だから、自分が先輩になった時も、名古さんの背中を思い出して、取り組む姿勢を見せようと考えた。後輩たちが自分の姿勢を見て、何を感じくれていたかはわからないが、自らの言葉で発信するのではなく、自分の行動で示そうと思ってきた。
【自ら考えて答えを導き出す思考】
ただ、大学時代に全体練習以外にもトレーニングをやっていたのは、周りにアピールしたかったり、誰かのためにやっていたりしたわけではない。あくまで自分のためであり、自分がうまくなるためだった。
幸い順天堂大学のサッカー部は、育成年代の代表に選ばれている選手や自分と同じくプロを目指している選手たちも多かったため、自分が名古さんに刺激を受けたように、姿勢を感じ取り、切磋琢磨していける仲間たちだった。
そして、誰かに答えをもらうのではなく、自ら考えて答えを導き出す思考は、プロになってから、より生きたように思う。
特にプロの世界においては、できない選手がいれば、それはすなわちライバルが勝手にひとり減ることを意味する。そう考えると、先輩から進んで後輩を育てる必要はなく、ヒントすら与えてもらえることはない。
プロの世界は、ただ答えやヒントが与えられるのを待っているだけでは、成長できない環境だった。
わずかでも、ヒントをもらうためには、自ら行動して聞きにいくしかなかった。だから、大学時代も自ら名古さんに聞きにいっていたように、川崎フロンターレに加入してからは、気になったことやわからないことがあれば、アキさん(家長昭博)や(小林)悠さんに聞きにいった。
アキさんも、悠さんも、自ら率先して教えてくれることはなかったが、こちらが聞きにいくと、嫌がることなく、喜んで教えてくれた。先輩だからと、そこで遠慮や躊躇していたら、おそらく自分の成長は止まっていただろう。
自分も人見知りなところがあるため、決してコミュニケーション能力が優れているとは思わない。でも、わからないことがあるのに、「今さら聞けない」「恥ずかしい」といった羞恥心が勝ってしまうと、知識も判断材料も増えてはいかない。
「聞くは一時の恥、聞かぬは末代の恥」といったことわざがある。まさに自分の考えはそこにある。
【監督がほかの選手に話す内容も聞いている】
また、セルティックでプレーする今もだが、チームの全体練習やミーティングでは、ほかの選手に監督が話している時も、その内容に耳を傾けるようにしている。自分のプレーに関することではないからといって、話を聞かずに理解していなければ、その選手の動きの変化や工夫にも気づけないからだ。また、それによって自分のプレーや動きにも、少なからず影響や変化を出せる可能性を秘めているとも思っている。

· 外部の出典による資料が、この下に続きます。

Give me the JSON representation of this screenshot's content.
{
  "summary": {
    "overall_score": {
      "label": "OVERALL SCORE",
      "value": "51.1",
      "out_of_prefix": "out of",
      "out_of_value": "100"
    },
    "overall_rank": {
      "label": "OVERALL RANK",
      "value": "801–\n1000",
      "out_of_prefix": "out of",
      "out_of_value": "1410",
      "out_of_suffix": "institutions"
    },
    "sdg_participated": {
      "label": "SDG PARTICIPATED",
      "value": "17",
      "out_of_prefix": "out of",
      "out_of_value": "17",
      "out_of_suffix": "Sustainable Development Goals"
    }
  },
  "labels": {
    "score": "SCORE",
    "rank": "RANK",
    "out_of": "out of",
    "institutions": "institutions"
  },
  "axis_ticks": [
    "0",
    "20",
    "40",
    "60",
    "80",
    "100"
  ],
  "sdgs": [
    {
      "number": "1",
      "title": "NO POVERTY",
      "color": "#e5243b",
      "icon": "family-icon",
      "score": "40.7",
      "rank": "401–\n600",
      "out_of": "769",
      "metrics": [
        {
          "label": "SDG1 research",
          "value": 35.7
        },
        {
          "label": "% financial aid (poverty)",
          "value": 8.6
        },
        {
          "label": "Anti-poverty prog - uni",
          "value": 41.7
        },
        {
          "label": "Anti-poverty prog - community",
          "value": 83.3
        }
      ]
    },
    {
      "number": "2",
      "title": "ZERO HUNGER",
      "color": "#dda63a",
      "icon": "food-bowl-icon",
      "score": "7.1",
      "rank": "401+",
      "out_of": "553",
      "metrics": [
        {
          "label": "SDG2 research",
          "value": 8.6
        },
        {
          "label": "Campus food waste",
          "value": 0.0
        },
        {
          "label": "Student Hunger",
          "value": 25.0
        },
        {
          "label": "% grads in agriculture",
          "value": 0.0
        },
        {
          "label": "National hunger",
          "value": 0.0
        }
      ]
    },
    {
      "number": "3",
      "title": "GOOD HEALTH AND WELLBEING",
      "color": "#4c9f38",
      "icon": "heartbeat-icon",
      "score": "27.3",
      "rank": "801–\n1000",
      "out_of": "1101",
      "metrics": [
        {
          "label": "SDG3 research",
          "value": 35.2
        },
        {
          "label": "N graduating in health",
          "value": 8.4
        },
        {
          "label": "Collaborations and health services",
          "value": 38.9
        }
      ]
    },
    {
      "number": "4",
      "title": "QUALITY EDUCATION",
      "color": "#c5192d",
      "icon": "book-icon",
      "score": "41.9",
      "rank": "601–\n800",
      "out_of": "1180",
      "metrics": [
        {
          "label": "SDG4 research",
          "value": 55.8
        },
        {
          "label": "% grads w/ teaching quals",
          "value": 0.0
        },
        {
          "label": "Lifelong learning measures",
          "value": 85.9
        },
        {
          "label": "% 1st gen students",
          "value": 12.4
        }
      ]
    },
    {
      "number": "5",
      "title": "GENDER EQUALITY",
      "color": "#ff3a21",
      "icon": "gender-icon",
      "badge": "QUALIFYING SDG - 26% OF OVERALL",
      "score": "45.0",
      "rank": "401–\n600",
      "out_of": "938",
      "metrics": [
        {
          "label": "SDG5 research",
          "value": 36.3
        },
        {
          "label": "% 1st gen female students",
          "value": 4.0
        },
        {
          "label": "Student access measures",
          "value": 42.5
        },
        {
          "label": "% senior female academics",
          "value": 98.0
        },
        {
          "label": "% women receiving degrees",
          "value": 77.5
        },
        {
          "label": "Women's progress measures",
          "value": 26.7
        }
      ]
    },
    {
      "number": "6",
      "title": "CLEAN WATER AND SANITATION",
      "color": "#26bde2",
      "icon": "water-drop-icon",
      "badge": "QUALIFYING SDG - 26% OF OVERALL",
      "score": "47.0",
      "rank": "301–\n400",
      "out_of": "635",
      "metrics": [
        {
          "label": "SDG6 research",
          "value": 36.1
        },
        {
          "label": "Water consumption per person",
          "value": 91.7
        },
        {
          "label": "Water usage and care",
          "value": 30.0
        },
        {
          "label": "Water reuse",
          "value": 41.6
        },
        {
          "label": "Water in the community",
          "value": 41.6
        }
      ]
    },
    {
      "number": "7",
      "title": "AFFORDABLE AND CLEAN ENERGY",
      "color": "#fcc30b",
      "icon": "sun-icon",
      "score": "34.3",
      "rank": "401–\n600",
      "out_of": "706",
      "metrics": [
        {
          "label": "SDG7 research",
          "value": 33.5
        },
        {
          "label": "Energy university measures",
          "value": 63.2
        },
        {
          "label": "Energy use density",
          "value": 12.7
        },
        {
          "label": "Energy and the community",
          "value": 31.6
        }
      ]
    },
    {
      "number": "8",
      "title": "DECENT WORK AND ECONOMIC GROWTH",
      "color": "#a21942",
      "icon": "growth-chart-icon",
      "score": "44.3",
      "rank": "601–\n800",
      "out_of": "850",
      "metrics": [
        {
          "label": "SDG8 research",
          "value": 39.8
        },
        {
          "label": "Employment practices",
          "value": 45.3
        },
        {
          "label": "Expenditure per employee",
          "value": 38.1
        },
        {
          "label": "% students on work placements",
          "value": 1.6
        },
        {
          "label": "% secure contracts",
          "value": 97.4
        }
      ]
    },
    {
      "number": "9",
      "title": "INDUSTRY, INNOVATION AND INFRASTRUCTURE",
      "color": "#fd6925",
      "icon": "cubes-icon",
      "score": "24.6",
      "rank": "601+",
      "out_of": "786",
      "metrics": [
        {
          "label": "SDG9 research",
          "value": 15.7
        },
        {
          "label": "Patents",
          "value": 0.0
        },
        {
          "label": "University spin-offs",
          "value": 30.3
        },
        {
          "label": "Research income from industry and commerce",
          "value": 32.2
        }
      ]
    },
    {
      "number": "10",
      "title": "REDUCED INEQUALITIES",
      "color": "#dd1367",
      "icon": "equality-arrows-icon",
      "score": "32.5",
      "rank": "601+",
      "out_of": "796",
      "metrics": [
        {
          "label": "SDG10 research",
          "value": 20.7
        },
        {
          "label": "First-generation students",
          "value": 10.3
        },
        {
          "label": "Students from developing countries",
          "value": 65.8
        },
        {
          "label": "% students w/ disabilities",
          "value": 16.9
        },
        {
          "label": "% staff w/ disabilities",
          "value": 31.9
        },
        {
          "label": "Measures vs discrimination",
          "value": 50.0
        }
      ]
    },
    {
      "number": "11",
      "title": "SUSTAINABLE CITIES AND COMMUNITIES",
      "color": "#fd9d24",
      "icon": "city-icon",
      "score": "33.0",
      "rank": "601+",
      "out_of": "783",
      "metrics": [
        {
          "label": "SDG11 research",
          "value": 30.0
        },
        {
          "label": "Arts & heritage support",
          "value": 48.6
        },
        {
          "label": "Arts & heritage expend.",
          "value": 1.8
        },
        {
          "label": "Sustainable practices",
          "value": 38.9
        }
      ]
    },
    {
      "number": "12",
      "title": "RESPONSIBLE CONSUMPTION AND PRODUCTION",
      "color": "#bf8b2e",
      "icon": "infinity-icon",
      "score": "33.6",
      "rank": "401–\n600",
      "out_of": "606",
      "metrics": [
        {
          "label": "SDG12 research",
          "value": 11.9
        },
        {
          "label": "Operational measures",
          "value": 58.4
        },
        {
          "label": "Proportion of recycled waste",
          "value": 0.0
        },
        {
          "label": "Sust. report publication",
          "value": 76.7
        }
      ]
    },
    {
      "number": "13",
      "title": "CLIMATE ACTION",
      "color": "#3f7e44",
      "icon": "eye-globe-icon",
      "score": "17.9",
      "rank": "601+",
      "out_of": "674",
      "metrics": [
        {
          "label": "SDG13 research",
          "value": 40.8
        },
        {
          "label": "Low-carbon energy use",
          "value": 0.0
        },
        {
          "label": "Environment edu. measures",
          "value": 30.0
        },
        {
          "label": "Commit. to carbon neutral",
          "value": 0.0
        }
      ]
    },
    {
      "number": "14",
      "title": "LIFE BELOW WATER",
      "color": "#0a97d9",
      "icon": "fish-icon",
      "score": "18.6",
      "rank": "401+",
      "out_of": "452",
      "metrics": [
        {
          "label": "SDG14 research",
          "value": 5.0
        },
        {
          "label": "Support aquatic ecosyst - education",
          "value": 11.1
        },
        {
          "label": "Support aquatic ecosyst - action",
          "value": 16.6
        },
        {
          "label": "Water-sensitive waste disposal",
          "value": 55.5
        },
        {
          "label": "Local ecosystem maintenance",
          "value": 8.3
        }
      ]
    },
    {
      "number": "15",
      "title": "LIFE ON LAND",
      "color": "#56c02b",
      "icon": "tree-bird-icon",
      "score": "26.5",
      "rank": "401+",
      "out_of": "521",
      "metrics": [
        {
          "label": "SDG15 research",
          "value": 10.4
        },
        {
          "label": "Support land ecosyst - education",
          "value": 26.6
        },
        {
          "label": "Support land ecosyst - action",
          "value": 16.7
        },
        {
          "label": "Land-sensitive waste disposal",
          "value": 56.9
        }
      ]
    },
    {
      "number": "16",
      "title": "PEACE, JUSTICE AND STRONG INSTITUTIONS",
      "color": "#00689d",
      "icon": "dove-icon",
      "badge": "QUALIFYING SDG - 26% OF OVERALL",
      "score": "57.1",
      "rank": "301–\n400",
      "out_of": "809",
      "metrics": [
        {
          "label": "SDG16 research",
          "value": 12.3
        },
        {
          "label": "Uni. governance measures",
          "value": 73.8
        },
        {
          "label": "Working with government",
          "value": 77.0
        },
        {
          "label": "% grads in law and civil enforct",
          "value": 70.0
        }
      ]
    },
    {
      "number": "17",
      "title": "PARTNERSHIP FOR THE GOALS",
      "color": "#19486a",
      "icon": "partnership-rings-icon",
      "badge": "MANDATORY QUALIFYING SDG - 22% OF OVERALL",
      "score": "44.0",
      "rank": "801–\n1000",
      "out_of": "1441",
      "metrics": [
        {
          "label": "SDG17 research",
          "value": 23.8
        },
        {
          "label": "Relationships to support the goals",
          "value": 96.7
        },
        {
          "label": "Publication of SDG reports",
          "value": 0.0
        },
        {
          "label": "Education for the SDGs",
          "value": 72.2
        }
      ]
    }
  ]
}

違うポジションの選手へのアドバイスを聞いていたことで、例えば自分がそのポジションで急遽プレーする事態になった時も、時間がかからずに対応でき、そのポジションの選手を生かすこともできた。
要するに、その言葉を、時間を、無益とするか、有益とするかは自分次第。
知りたい、学びたいという意欲が、自分をここまで成長させてきたし、今後も向上させてくれると思っている。